Public toilets for the peninsula
Maybe the city's new Toilet Task Force will provide some badly needed relief to the restroom situation on Charleston's lower peninsula. As our reports have amply described, more public accommodations would benefit visitors to the historic district.
Mayor Joe Riley created the task force, primarily comprised of city staffers, following reporter Glenn Smith's accounts of the problem. Those reports included interviews with tourists at the Battery who described the problems they faced just finding a public restroom.
As Mr. Smith wrote: "The city has some 15 public toilets sprinkled about the peninsula, but locating one can seem a bit like a scavenger hunt at times. Some are marked by signs; some are not. Some close at 5 p.m., others at 8. One isn't open on Mondays. Another is frequently locked. Municipal parking garages have public toilets, but many privates ones do not. But how does the average person tell them apart?"
The nearest public restroom to the Battery is at Hazel Parker playground on East Bay Street, where a sign tells visitors to go somewhere else. (See the letter to the editor and accompanying photo.) The first thing the city should do is to remove that sign, and put another one outside the park informing the public of a restroom inside.
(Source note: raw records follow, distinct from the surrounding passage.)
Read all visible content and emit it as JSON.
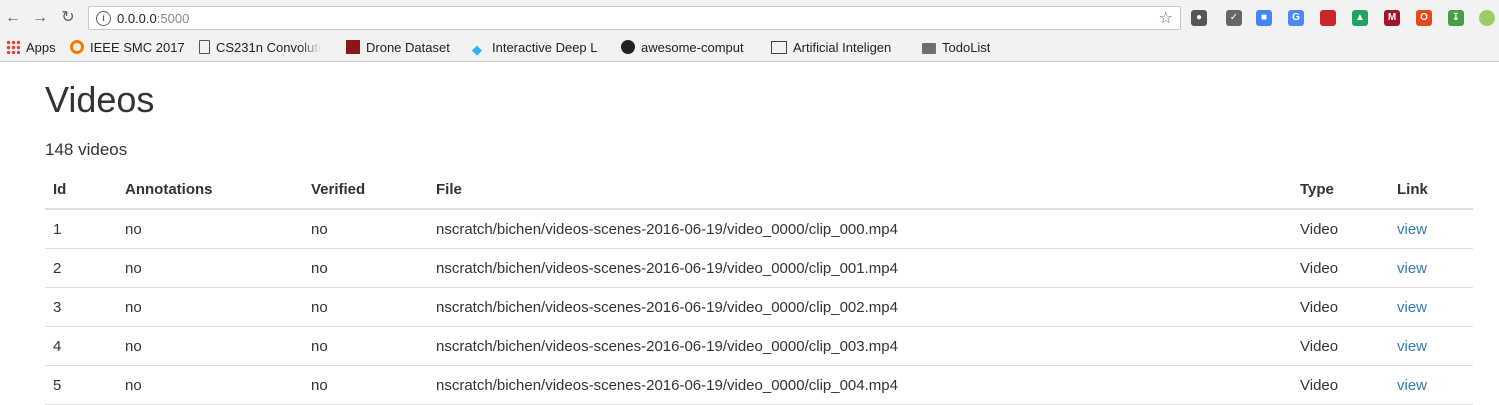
{
  "browser": {
    "url_host": "0.0.0.0",
    "url_port": ":5000",
    "bookmarks": [
      {
        "label": "Apps",
        "icon": "apps-grid-icon"
      },
      {
        "label": "IEEE SMC 2017",
        "icon": "ieee-logo-icon"
      },
      {
        "label": "CS231n Convoluti",
        "icon": "page-icon"
      },
      {
        "label": "Drone Dataset",
        "icon": "stanford-logo-icon"
      },
      {
        "label": "Interactive Deep L",
        "icon": "diamond-icon"
      },
      {
        "label": "awesome-comput",
        "icon": "github-icon"
      },
      {
        "label": "Artificial Inteligen",
        "icon": "book-icon"
      },
      {
        "label": "TodoList",
        "icon": "folder-icon"
      }
    ]
  },
  "page": {
    "title": "Videos",
    "count_text": "148 videos"
  },
  "table": {
    "headers": [
      "Id",
      "Annotations",
      "Verified",
      "File",
      "Type",
      "Link"
    ],
    "rows": [
      {
        "id": "1",
        "annotations": "no",
        "verified": "no",
        "file": "nscratch/bichen/videos-scenes-2016-06-19/video_0000/clip_000.mp4",
        "type": "Video",
        "link": "view"
      },
      {
        "id": "2",
        "annotations": "no",
        "verified": "no",
        "file": "nscratch/bichen/videos-scenes-2016-06-19/video_0000/clip_001.mp4",
        "type": "Video",
        "link": "view"
      },
      {
        "id": "3",
        "annotations": "no",
        "verified": "no",
        "file": "nscratch/bichen/videos-scenes-2016-06-19/video_0000/clip_002.mp4",
        "type": "Video",
        "link": "view"
      },
      {
        "id": "4",
        "annotations": "no",
        "verified": "no",
        "file": "nscratch/bichen/videos-scenes-2016-06-19/video_0000/clip_003.mp4",
        "type": "Video",
        "link": "view"
      },
      {
        "id": "5",
        "annotations": "no",
        "verified": "no",
        "file": "nscratch/bichen/videos-scenes-2016-06-19/video_0000/clip_004.mp4",
        "type": "Video",
        "link": "view"
      }
    ]
  },
  "colors": {
    "link": "#337ab7",
    "text": "#333333",
    "border": "#dddddd"
  }
}
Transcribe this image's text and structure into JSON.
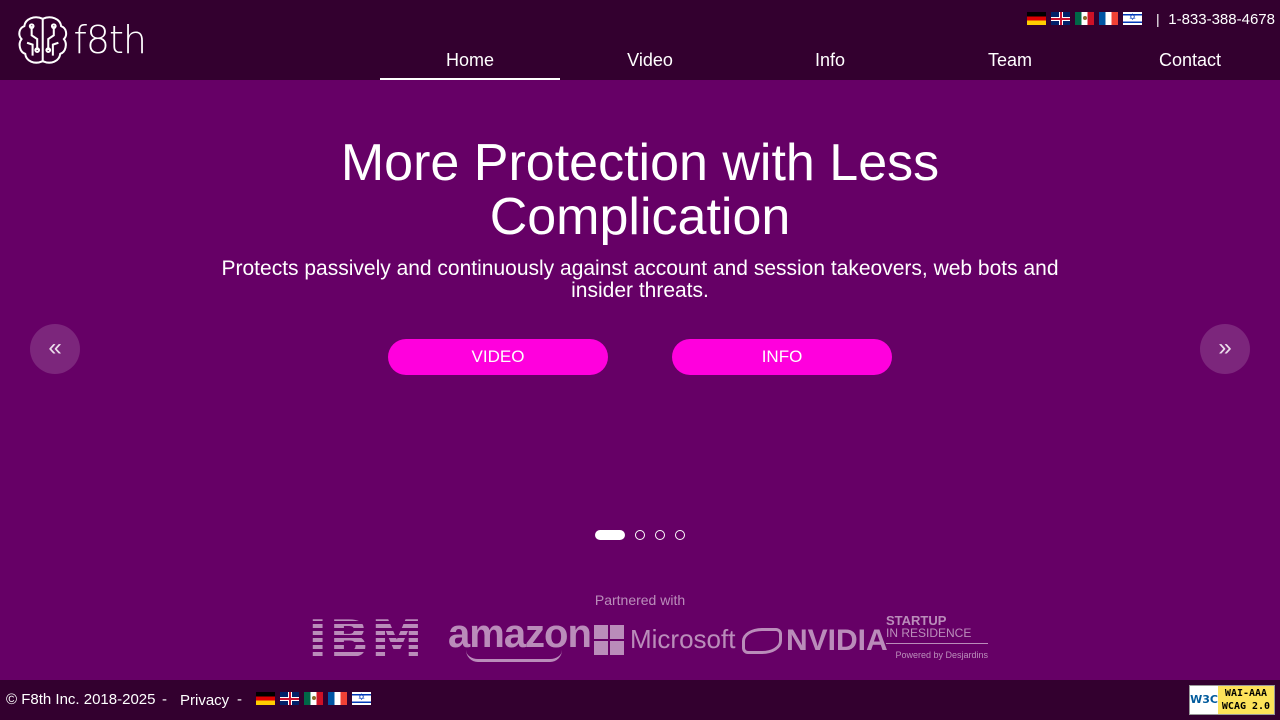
{
  "header": {
    "logo_text": "f8th",
    "phone": "1-833-388-4678",
    "separator": "|",
    "languages": [
      "German",
      "English",
      "Spanish",
      "French",
      "Hebrew"
    ],
    "nav": [
      {
        "label": "Home",
        "active": true
      },
      {
        "label": "Video",
        "active": false
      },
      {
        "label": "Info",
        "active": false
      },
      {
        "label": "Team",
        "active": false
      },
      {
        "label": "Contact",
        "active": false
      }
    ]
  },
  "hero": {
    "title": "More Protection with Less Complication",
    "subtitle": "Protects passively and continuously against account and session takeovers, web bots and insider threats.",
    "video_button": "VIDEO",
    "info_button": "INFO",
    "prev_arrow": "«",
    "next_arrow": "»",
    "slides_total": 4,
    "active_slide": 1
  },
  "partners": {
    "label": "Partnered with",
    "ibm": "IBM",
    "amazon": "amazon",
    "microsoft": "Microsoft",
    "nvidia": "NVIDIA",
    "startup_line1": "STARTUP",
    "startup_line2": "IN RESIDENCE",
    "startup_line3": "Powered by  Desjardins"
  },
  "footer": {
    "copyright": "© F8th Inc. 2018-2025",
    "dash": "-",
    "privacy": "Privacy",
    "badge_left": "W3C",
    "badge_line1": "WAI-AAA",
    "badge_line2": "WCAG 2.0"
  },
  "colors": {
    "background": "#660066",
    "header_bg": "#33002f",
    "button": "#ff00dd"
  }
}
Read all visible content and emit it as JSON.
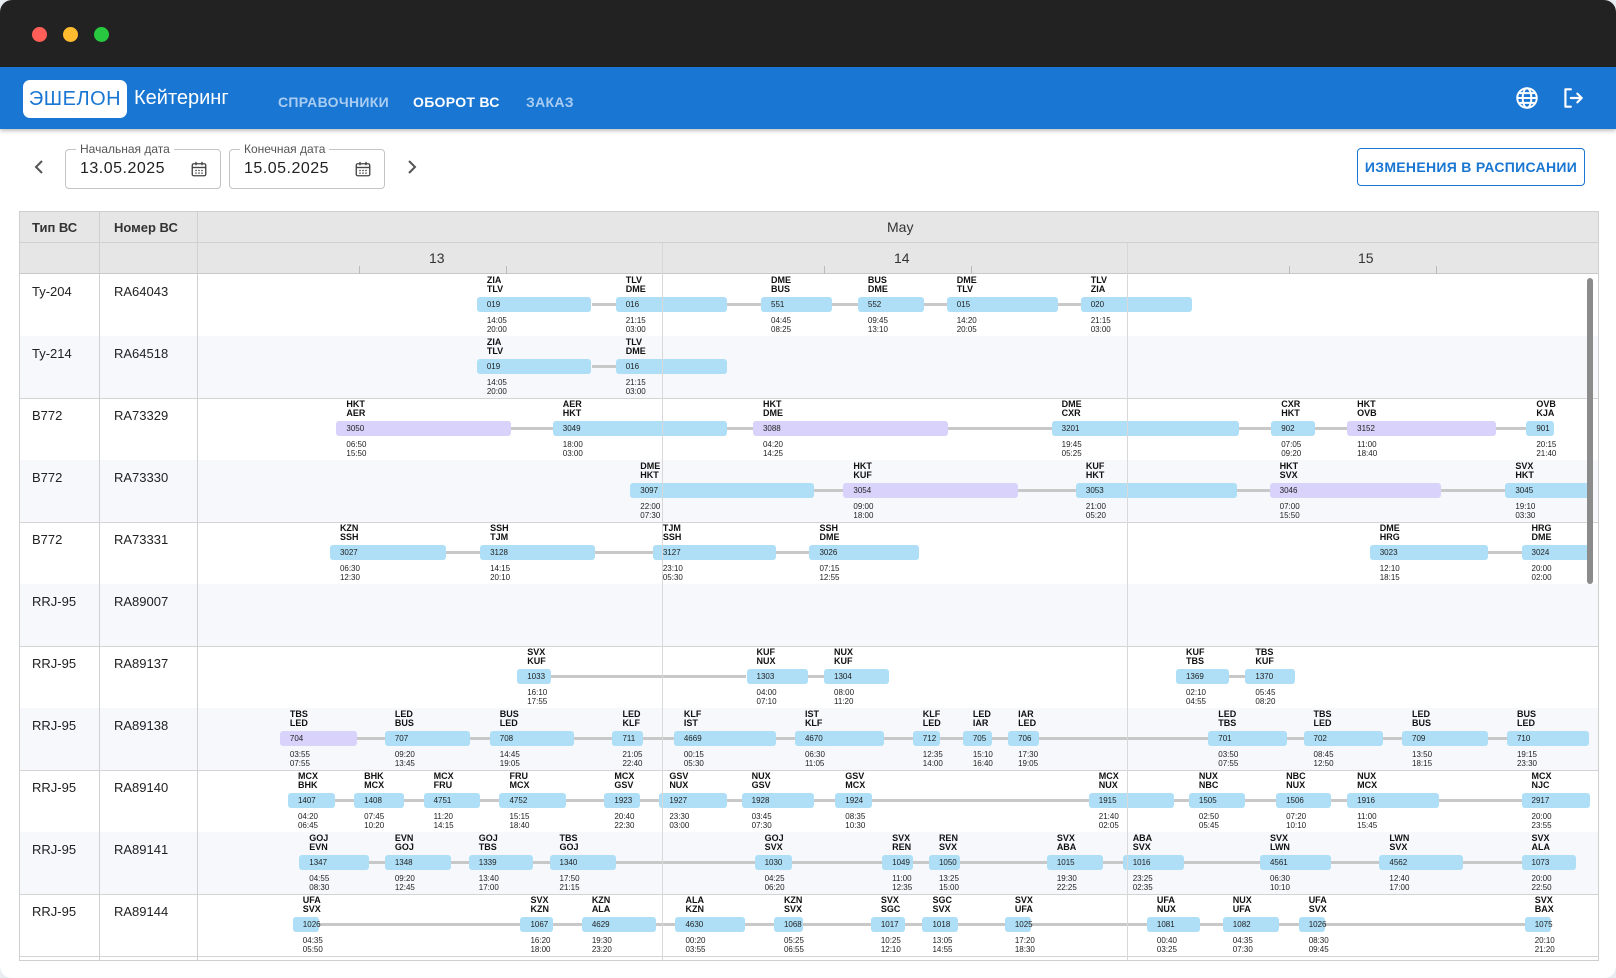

Today's feature letter, signed by 19 people who either live in or own property in the Fort Sumter House, describes the problem, which includes ad hoc use by visitors to White Point Garden and the Battery of public and private property. An earlier letter to the editor from Fred Sales, a docent lecturer at two historic homes, urged the city to build an architecturally appropriate facility at White Point Garden, staff it and charge for its use.
With only a single public bathroom south of Broad -- currently off limits -- the city should be willing to provide more accommodations.
The question for the task force shouldn't be whether but where.